Neo-Nazis went virtually unnoticed in their anti-immigrant murder spree in Germany, because of the anti-immigrant biases of German cops.  That’s according to a parliamentary inquiry into the killings.

The so-called National Socialist Underground group was able to murder eight Turks, a Greek, and a policewoman between 2000 and 2007, because investigators couldn’t step away from the notion that crime in the immigrant community came from fellow immigrants.

“Turks murder Turks, that seems to have been the mentality,” according to Social Democratic Party lawmaker Sebastian Edathy, who was chairman of the committee.  Edathy believes the problem resides in the racism of individual cops, but not institutional racism throughout the security services.
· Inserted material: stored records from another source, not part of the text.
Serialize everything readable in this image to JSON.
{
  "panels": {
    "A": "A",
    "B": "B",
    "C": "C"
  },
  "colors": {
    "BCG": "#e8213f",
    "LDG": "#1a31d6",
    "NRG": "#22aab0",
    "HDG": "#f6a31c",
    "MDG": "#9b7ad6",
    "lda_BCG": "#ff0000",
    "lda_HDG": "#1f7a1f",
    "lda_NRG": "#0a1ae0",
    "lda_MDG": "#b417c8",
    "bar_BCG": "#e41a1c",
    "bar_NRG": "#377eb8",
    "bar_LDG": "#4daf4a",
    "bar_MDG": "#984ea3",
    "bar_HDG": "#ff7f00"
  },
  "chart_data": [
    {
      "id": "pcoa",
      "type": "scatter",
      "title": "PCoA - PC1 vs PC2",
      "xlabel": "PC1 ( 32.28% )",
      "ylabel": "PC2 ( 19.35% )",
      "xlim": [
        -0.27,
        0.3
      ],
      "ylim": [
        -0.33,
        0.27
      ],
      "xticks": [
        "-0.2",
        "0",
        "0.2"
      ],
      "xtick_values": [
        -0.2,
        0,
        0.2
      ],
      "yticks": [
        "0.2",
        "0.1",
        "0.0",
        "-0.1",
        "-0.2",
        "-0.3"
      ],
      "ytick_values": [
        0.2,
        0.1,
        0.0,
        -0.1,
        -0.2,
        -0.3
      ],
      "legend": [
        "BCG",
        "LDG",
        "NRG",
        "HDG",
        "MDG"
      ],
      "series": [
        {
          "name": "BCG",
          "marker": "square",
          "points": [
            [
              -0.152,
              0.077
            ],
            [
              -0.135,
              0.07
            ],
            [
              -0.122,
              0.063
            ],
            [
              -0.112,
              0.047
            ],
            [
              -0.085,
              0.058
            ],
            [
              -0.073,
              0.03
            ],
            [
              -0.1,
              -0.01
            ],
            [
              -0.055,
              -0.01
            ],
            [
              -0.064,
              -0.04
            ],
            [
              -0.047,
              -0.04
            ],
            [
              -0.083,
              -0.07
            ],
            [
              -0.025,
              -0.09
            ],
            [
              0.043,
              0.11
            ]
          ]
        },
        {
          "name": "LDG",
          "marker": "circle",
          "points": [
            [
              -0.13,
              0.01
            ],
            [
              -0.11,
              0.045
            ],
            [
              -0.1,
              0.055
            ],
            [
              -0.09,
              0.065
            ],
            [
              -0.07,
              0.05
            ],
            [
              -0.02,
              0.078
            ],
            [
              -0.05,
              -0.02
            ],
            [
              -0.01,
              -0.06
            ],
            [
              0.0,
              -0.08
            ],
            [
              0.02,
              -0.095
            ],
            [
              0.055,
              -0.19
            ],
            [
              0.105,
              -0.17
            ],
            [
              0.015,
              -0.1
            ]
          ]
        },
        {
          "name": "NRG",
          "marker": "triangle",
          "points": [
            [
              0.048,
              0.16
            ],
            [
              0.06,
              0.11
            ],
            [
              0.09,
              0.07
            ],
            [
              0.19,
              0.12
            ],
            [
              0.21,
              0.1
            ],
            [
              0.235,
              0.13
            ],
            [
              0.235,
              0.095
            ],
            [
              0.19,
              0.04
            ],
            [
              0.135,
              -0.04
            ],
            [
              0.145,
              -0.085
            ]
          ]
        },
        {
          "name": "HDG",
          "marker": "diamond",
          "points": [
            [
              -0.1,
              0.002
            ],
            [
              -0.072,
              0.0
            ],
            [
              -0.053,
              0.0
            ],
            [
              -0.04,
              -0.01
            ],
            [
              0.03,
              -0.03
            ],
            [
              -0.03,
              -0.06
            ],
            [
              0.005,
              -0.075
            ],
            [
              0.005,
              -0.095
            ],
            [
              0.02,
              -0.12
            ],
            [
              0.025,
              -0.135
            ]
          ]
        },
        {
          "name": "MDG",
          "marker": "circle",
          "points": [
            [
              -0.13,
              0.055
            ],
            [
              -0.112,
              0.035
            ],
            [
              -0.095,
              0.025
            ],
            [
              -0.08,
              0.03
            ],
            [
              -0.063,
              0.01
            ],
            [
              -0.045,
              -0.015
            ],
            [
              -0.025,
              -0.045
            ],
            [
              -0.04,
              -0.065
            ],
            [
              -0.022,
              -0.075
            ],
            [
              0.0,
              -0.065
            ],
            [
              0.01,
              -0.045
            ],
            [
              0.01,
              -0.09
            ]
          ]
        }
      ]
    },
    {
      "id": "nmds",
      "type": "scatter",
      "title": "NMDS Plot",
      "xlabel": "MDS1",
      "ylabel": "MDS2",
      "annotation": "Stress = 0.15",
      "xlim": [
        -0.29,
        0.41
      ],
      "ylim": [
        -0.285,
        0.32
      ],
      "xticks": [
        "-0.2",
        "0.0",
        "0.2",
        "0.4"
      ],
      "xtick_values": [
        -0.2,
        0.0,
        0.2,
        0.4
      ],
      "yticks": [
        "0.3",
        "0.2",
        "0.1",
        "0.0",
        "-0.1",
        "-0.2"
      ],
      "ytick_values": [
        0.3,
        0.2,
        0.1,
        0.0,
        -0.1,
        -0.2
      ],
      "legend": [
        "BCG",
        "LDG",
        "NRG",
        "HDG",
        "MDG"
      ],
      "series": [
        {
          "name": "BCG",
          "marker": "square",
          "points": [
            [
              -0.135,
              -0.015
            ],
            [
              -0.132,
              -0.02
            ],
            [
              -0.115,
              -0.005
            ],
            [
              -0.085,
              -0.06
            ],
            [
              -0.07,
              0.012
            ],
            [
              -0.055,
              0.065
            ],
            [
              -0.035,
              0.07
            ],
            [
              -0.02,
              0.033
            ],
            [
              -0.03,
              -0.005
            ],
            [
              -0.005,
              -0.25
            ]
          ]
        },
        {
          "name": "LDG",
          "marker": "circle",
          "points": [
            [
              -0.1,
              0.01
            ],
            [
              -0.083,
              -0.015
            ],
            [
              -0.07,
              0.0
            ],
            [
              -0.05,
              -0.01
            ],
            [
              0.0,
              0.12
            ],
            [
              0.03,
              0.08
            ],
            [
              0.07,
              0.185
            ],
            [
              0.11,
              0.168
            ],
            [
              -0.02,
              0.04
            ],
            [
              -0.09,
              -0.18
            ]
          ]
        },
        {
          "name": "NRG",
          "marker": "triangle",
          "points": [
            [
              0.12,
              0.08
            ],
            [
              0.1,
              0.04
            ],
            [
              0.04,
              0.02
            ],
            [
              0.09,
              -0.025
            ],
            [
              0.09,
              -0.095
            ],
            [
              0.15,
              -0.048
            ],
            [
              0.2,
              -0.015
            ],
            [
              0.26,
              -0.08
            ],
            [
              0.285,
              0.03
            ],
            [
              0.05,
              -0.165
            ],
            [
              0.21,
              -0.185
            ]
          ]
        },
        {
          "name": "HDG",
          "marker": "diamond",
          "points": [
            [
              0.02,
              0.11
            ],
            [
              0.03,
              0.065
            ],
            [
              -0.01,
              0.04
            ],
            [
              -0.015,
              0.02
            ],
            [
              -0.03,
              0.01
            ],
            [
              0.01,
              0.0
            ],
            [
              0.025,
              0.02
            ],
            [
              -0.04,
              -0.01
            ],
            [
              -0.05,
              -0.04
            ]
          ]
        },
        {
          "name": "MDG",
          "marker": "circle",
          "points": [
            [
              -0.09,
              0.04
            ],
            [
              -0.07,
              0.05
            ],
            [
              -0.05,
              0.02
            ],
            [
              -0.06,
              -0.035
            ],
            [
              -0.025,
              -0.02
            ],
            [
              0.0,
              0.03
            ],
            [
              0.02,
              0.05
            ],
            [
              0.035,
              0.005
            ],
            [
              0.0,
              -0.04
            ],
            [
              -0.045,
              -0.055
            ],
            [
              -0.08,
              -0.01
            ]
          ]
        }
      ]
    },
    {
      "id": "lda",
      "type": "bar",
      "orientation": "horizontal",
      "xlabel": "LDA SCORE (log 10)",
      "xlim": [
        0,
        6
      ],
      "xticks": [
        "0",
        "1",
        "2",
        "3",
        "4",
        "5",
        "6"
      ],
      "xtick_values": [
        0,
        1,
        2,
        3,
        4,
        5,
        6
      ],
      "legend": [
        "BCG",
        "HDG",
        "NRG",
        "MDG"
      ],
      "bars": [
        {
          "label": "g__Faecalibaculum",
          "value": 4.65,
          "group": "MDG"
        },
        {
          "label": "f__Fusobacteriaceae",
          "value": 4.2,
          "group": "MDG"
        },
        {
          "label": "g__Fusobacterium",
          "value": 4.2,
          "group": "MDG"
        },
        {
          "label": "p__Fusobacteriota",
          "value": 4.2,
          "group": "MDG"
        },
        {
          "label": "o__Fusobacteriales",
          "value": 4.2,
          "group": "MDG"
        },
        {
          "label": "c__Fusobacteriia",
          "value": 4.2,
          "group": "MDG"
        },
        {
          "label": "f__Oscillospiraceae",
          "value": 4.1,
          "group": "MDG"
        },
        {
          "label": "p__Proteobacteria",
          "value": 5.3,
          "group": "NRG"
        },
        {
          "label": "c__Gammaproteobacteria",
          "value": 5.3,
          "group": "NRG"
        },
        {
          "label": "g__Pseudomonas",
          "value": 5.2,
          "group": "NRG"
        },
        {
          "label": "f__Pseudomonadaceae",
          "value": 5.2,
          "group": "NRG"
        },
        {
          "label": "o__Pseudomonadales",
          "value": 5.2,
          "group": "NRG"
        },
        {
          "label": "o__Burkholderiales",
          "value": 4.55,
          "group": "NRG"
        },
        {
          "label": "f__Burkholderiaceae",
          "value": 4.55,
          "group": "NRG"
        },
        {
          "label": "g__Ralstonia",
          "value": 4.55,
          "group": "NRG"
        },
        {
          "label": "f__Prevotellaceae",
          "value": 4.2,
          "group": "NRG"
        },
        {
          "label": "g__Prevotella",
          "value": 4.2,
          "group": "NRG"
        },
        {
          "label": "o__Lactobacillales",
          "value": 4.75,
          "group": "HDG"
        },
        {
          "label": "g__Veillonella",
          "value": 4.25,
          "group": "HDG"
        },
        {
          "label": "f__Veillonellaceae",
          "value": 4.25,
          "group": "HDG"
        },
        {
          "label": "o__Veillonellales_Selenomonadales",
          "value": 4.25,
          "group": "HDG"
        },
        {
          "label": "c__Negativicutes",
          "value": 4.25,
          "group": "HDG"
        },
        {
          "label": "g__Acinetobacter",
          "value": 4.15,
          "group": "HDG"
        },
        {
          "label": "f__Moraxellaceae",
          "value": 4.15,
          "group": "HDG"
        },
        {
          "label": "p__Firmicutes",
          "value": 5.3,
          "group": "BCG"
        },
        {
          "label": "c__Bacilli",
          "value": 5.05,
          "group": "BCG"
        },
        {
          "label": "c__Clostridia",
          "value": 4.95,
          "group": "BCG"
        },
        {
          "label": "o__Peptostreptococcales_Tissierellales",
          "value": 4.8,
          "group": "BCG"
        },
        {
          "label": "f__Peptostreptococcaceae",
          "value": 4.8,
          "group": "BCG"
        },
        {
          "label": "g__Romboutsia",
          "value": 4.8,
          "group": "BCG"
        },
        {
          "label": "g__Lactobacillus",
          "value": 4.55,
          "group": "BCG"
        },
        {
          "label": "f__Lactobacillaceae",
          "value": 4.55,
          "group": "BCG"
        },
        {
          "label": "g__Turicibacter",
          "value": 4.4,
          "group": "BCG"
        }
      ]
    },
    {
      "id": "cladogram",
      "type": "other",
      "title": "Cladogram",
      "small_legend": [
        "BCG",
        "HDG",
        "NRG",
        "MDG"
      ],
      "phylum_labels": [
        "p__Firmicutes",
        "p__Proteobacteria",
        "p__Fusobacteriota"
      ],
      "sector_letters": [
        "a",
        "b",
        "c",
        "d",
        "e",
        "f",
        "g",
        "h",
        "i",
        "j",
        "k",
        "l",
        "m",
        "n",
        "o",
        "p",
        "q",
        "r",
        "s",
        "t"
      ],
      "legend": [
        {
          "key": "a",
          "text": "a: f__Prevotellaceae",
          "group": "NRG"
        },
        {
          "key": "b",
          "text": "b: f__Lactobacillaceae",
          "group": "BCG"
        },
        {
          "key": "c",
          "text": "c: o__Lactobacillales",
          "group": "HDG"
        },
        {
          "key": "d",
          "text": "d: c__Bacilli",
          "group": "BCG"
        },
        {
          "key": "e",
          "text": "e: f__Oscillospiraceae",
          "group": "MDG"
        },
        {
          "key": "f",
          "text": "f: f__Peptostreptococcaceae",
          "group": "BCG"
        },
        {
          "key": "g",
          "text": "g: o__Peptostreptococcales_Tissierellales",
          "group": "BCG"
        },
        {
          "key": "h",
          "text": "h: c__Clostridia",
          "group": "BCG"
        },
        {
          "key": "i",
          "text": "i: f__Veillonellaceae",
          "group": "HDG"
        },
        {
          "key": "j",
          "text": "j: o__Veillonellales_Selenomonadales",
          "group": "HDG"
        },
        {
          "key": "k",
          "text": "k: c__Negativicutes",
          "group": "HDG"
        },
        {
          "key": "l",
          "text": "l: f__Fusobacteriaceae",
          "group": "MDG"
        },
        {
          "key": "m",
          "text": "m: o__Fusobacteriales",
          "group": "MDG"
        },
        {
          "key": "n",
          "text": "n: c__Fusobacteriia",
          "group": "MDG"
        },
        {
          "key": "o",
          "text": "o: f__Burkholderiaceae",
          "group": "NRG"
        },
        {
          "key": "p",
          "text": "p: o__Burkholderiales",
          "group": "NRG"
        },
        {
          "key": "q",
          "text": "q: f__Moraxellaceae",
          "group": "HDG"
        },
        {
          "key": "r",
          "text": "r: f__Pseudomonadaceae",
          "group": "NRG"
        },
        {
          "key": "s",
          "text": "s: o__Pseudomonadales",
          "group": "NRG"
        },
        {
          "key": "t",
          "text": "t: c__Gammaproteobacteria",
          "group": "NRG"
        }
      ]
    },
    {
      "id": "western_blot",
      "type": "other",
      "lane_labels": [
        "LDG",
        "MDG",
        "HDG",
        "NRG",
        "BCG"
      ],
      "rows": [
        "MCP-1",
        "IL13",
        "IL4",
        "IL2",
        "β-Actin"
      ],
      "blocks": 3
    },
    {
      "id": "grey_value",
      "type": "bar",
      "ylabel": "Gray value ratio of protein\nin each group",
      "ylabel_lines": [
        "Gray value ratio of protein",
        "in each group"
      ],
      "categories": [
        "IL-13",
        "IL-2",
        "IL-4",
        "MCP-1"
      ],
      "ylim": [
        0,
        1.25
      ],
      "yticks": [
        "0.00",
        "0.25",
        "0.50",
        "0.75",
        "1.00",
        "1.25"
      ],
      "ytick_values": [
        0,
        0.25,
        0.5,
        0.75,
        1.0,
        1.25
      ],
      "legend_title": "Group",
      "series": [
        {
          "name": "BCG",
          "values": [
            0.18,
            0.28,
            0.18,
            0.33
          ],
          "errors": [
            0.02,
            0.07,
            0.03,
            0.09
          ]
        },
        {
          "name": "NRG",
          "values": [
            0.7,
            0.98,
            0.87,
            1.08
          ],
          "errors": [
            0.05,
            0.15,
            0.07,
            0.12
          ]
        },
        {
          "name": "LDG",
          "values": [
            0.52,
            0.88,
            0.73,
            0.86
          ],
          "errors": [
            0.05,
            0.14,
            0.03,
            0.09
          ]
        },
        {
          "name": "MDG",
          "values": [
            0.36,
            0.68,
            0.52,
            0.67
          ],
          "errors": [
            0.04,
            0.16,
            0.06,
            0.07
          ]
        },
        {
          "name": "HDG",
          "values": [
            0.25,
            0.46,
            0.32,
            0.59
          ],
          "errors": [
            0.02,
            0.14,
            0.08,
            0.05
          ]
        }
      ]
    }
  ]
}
It wasn’t until 2011 that police found the weapon that linked the immigrant murders:  It was found after Beate Zschaepe turned herself into authorities.  Her two neo-Nazi compatriots killed themselves after a botched bank robbery.  The investigation found the cell was responsible for the murders, as well as 13 other bank robberies, and a bombing that wounded 22 people at an immigrant’s hairdressing salon in Cologne.

“A bomb attack in a street where only ethnic minorities live and work and only foreigners were targeted and were victims of this crime.  Nevertheless, authorities did not include a possibly far-right motive in their investigation, but focused only on organized crime,” said Clemens Binninger of Chancellor Angela Merkel’s center-right Christian Democratic Union who served on the committee.

Zschaepe is now on trial for her role in the killings.

The nearly 1,400 page report will debated in Parliament next month, and will contain at least 47 suggestions on how police can get their act together to fight the neo-Nazi menace.